L’inquinamento atmosferico non è solo una terribile piaga ambientale. Spesso per rappresentare l’effetto antropico dell’uomo sul mondo, lo si tende a rappresentare come i sintomi di una malattia che appesti l’organismo-Terra. La metafora è profonda, perché è proprio nel campo della salute che gli effetti di smog e polveri sottili si fanno sentire con tutto il loro carico di drammaticità.

Non è certo un tema nuovo. In passato abbiamo visto quali siano gli effetti nefasti dello smog (e dell’inquinamento in genere) sulle allergie agli occhi, sulla fertilità o sull’incidenza dell’infarto; i dati complessivi pubblicati dall’OMS parlano addirittura di due milioni di morti l’anno in tutto il mondo.

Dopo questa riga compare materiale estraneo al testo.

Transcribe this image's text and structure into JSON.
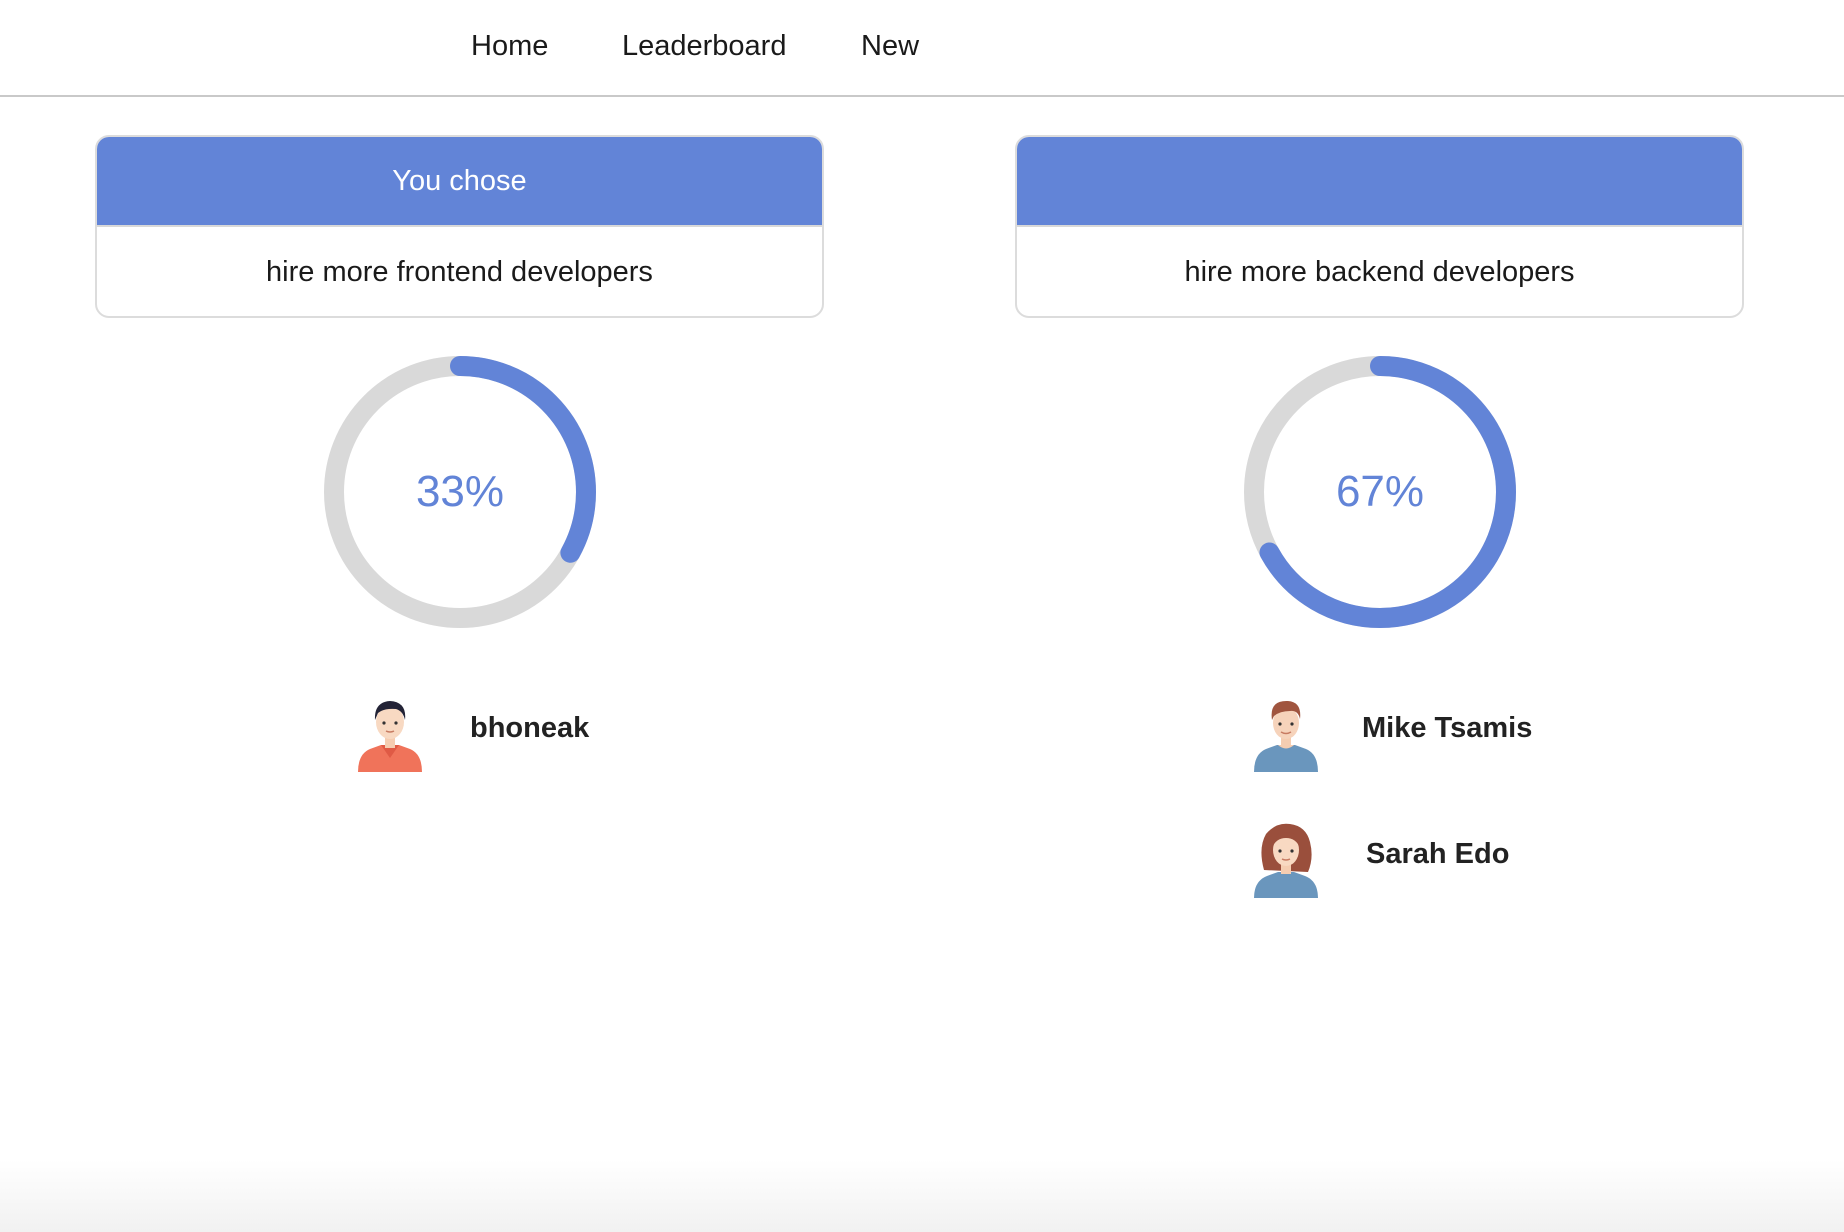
{
  "nav": {
    "items": [
      {
        "label": "Home"
      },
      {
        "label": "Leaderboard"
      },
      {
        "label": "New"
      }
    ]
  },
  "options": [
    {
      "header": "You chose",
      "text": "hire more frontend developers",
      "percent_label": "33%",
      "fraction": 0.33,
      "voters": [
        {
          "name": "bhoneak",
          "avatar": "avatar-man-dark-hair-red-shirt"
        }
      ]
    },
    {
      "header": "",
      "text": "hire more backend developers",
      "percent_label": "67%",
      "fraction": 0.67,
      "voters": [
        {
          "name": "Mike Tsamis",
          "avatar": "avatar-man-brown-hair-blue-shirt"
        },
        {
          "name": "Sarah Edo",
          "avatar": "avatar-woman-curly-hair-blue-shirt"
        }
      ]
    }
  ],
  "colors": {
    "accent": "#6284d7",
    "track": "#d9d9d9",
    "divider": "#c9c9c9"
  }
}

Quella contro l’inquinamento è diventata, insomma, una vera e propria guerra di proporzioni catastrofiche.

Non ci stupiamo allora se uno dei risultati del recente Congresso Internazionale su L’asma bronchiale e BPCO è stato il riconoscere all’inquinamento un ruolo importante nell’insorgenza di malattie respiratorie. Più precisamente, si sarebbe scoperto che ben il 15% delle malattie croniche dell’apparato respiratorio hanno come causa primaria proprio lo smog.

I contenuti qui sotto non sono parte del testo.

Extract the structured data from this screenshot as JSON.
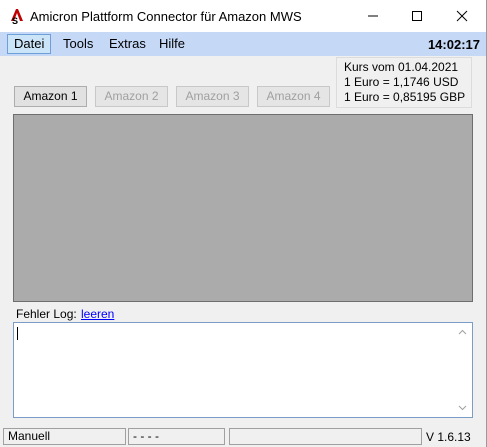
{
  "window": {
    "title": "Amicron Plattform Connector für Amazon MWS"
  },
  "menu": {
    "items": [
      {
        "label": "Datei"
      },
      {
        "label": "Tools"
      },
      {
        "label": "Extras"
      },
      {
        "label": "Hilfe"
      }
    ],
    "clock": "14:02:17"
  },
  "rates": {
    "date_line": "Kurs vom 01.04.2021",
    "usd_line": "1 Euro = 1,1746 USD",
    "gbp_line": "1 Euro = 0,85195 GBP"
  },
  "tabs": [
    {
      "label": "Amazon 1"
    },
    {
      "label": "Amazon 2"
    },
    {
      "label": "Amazon 3"
    },
    {
      "label": "Amazon 4"
    }
  ],
  "log": {
    "label": "Fehler Log:",
    "clear_link": "leeren",
    "content": ""
  },
  "status": {
    "mode": "Manuell",
    "indicator": "- - - -",
    "message": "",
    "version": "V 1.6.13"
  },
  "colors": {
    "menubar": "#c5d9f7",
    "panel": "#ababab",
    "link": "#0000ff"
  },
  "icons": {
    "app": "amicron-logo-icon",
    "minimize": "minimize-icon",
    "maximize": "maximize-icon",
    "close": "close-icon"
  }
}
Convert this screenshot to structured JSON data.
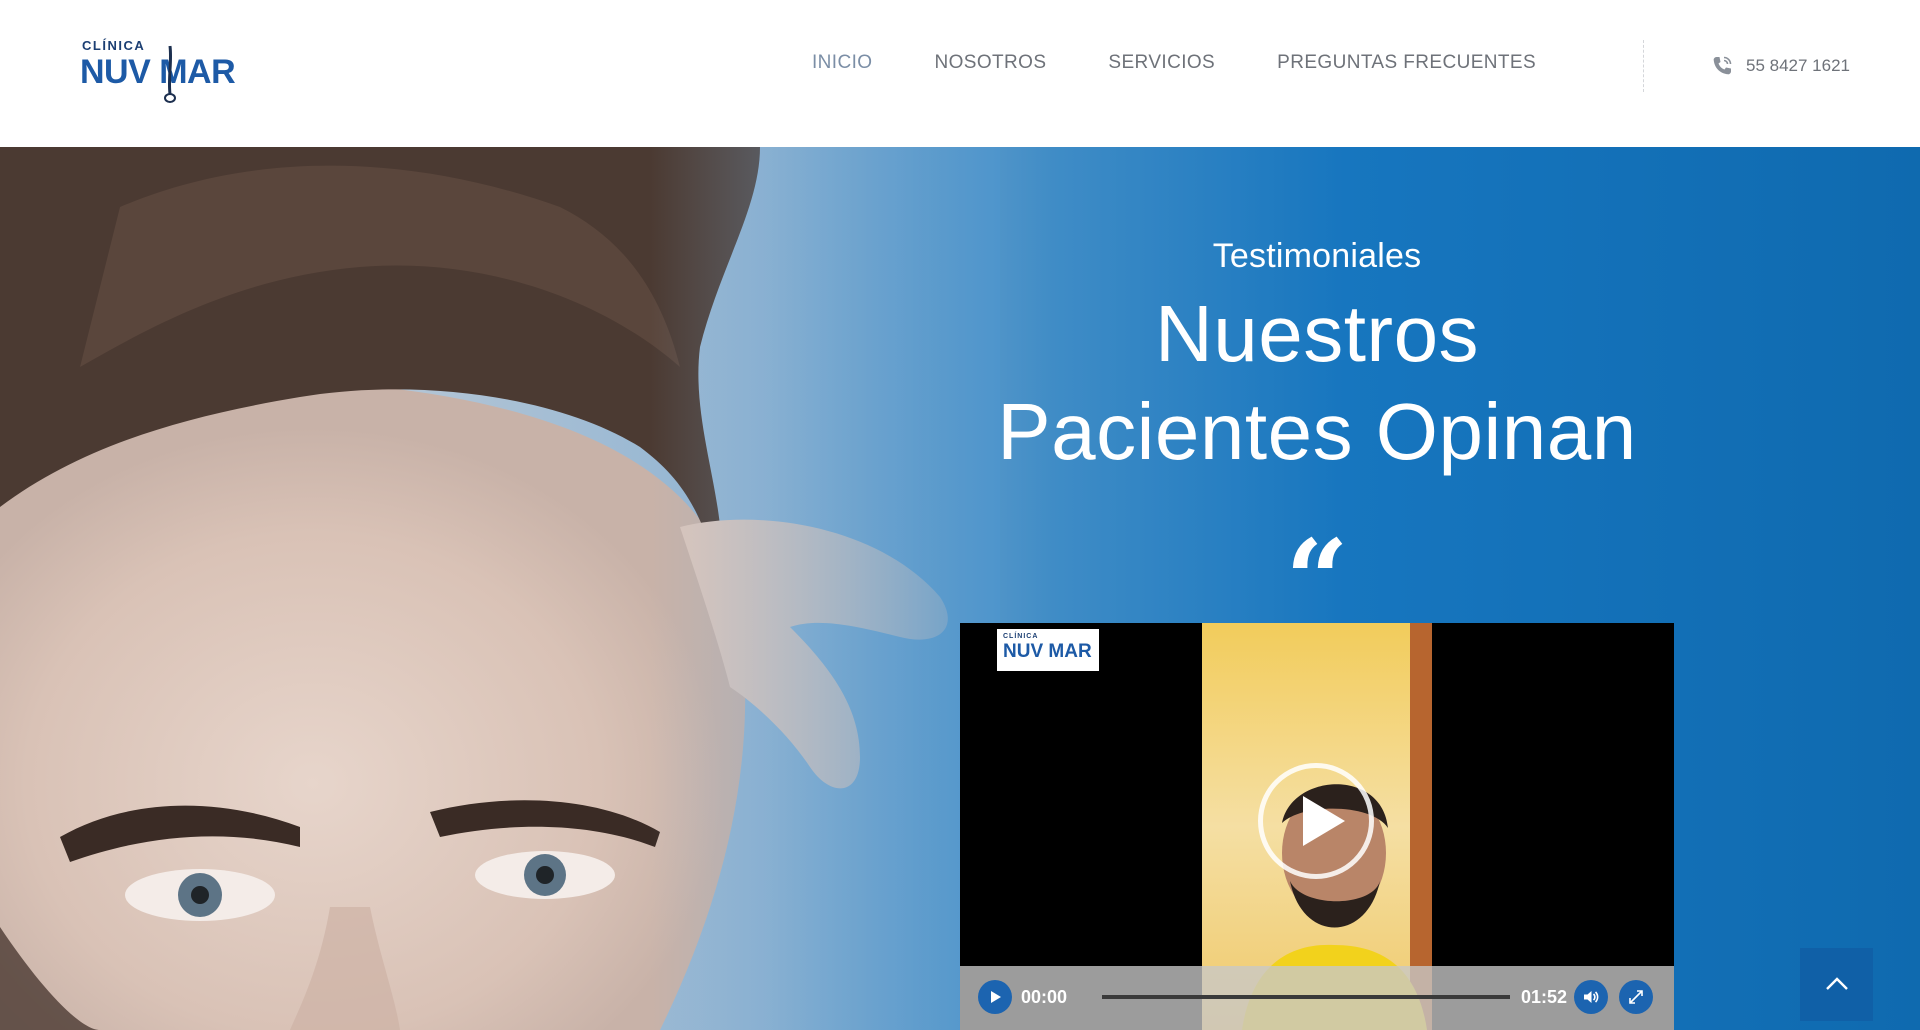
{
  "header": {
    "logo": {
      "small": "CLÍNICA",
      "big": "NUV MAR"
    },
    "nav": [
      {
        "label": "INICIO",
        "active": true
      },
      {
        "label": "NOSOTROS",
        "active": false
      },
      {
        "label": "SERVICIOS",
        "active": false
      },
      {
        "label": "PREGUNTAS FRECUENTES",
        "active": false
      }
    ],
    "phone": {
      "icon": "phone-icon",
      "number": "55 8427 1621"
    }
  },
  "hero": {
    "kicker": "Testimoniales",
    "headline_line1": "Nuestros",
    "headline_line2": "Pacientes Opinan",
    "quote_mark": "“"
  },
  "video": {
    "watermark": {
      "small": "CLÍNICA",
      "big": "NUV MAR"
    },
    "current_time": "00:00",
    "duration": "01:52",
    "progress": 0
  },
  "colors": {
    "brand_blue": "#1d5aa6",
    "nav_text": "#6e7279",
    "nav_active": "#7b8ea6",
    "hero_blue": "#1776bf",
    "control_blue": "#1c64b0"
  }
}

Uno studio del CNR svela poi il legame statistico fra inquinamento atmosferico e decessi per malattie respiratorie:

Nei tre giorni successivi a un picco di inquinamento, si registra un aumento di decessi del 2,3% in inverno e del 7,6% in estate. I soggetti più fragili risultano le donne, ma anche gli adolescenti. Un recente studio ha dimostrato che in presenza di basso inquinamento il tasso di incidenza si assesta al 4,8%; con medie concentrazioni di traffico invece sale all’11%, mentre con traffico raggiunge il 14%. Gravi le condizioni anche per gli adulti: in presenza di traffico pesante occasionale l’incidenza di bronchite cronica è del 7%; di traffico frequente del 35% e di traffico continuo dell’85%. Considerando che nei fumatori l’incidenza della bronchite cronica è del 25%, abbiamo un quadro preciso della gravità della situazione.

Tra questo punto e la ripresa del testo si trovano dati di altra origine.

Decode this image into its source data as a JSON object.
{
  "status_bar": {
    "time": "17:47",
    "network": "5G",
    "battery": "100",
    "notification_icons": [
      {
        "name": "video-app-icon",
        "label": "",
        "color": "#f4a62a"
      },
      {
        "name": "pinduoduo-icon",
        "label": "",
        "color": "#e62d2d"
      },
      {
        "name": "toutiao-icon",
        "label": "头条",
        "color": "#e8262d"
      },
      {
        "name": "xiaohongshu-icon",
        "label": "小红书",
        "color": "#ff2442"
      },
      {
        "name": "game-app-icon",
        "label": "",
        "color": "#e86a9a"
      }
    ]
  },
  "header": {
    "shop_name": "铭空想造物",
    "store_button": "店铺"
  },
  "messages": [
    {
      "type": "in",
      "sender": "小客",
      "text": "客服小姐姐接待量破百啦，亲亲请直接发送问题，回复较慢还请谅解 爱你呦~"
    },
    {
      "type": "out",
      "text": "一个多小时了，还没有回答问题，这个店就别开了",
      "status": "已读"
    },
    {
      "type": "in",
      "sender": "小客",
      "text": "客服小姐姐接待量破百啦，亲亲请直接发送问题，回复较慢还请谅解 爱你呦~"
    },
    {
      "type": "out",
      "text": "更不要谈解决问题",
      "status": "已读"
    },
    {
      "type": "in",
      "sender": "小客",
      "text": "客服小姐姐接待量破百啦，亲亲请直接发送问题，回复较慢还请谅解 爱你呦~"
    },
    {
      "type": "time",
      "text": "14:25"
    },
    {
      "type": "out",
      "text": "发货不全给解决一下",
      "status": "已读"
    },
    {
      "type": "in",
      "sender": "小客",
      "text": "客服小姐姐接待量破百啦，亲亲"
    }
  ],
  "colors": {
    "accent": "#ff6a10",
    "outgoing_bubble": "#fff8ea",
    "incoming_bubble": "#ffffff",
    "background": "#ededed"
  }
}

Si tratta di dati per lo meno allarmanti, anche se abbastanza in linea con le aspettative. Il non detto che soggiace al discorso è l’evidente fallimento (o insufficienza) delle misure antinquinamento assunte dalle nostre istituzioni; l’auspicio è che nei prossimi anni si riescano a prendere misure più efficaci, mettendo fine a questa assurda conta dei morti.